Gli europei, poi, che hanno il legittimo interesse a scambiare manufatti con materie prime, devono poter riprendere i loro commerci e ritrovare un peso politico paragonabile a quello economico, senza rinunciare affatto alla storica e naturale partnership atlantica, ma su di un piano di maggior parità, che gli consenta di difendere i loro interessi e non solo quelli materiali, ma anche quelli morali di indipendenza di giudizio.

Gli statunitensi, infine, i nostri tradizionali alleati e amici, di quella terra di Libertà che, nonostante la “cancel culture”, è e resta l’America, devono proseguire la politica di moderazione forte e ordinata tenuta per cinquant’anni durante la Guerra fredda e, senza ascoltare i pericolosi bellicisti più esaltati, seguire con accorta e bene armata attenzione gli avvenimenti, vigilando dalla riva del fiume, perché una grande democrazia può vincere o perdere una guerra ma la pace, alla lunga, la vince invece sempre.

Nella mia memoria di bambino, in quegli anni del Dopoguerra, quando i racconti riportavano spesso episodi vissuti sui vari fronti, ho vivo il ricordo di mio padre che raccontava di come, prima del conflitto, avesse avuto un violento scontro nel Guf con alcuni colleghi, per il suo rifiuto di manifestare per la nostra entrata in guerra.
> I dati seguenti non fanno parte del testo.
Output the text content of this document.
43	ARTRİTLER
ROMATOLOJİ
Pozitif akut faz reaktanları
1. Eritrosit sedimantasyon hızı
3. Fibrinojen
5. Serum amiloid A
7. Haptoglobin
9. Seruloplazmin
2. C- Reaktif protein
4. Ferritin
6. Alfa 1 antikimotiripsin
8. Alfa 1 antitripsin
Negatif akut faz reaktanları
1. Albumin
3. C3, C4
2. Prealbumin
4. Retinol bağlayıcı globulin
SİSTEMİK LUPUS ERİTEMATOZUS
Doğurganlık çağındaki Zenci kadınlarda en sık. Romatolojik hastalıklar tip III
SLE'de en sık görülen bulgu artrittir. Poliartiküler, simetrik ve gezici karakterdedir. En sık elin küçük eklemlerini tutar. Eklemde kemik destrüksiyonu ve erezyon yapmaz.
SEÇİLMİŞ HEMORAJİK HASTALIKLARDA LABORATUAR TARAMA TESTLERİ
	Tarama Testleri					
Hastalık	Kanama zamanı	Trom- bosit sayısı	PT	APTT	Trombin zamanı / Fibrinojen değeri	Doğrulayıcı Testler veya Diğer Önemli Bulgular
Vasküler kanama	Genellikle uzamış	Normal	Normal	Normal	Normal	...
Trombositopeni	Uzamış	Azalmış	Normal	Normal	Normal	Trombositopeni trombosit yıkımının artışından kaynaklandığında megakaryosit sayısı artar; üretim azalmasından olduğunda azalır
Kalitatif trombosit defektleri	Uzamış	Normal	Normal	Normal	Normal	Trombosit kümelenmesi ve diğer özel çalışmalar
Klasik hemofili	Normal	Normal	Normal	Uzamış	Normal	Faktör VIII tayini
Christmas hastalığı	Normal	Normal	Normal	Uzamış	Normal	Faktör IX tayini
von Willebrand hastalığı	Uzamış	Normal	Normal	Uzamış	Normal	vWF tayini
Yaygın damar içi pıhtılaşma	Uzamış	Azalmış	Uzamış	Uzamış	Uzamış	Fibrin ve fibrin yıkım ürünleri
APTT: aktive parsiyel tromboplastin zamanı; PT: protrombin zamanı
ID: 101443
Solo che il 10 giugno del 1940 lui si presentò volontario, quei colleghi no e anche dopo, quando da ufficiale monarchico fece la resistenza, non ne vide traccia.  Coloro che liberali, democratici, europeisti e atlantisti lo sono davvero e lo sono fin dalla nascita dell’Unione europea e del Trattato dell’Atlantico del Nord, non scordano che queste alleanze nacquero anche in funzione anticomunista e per stabilizzare la pace. E tali dovrebbero restare.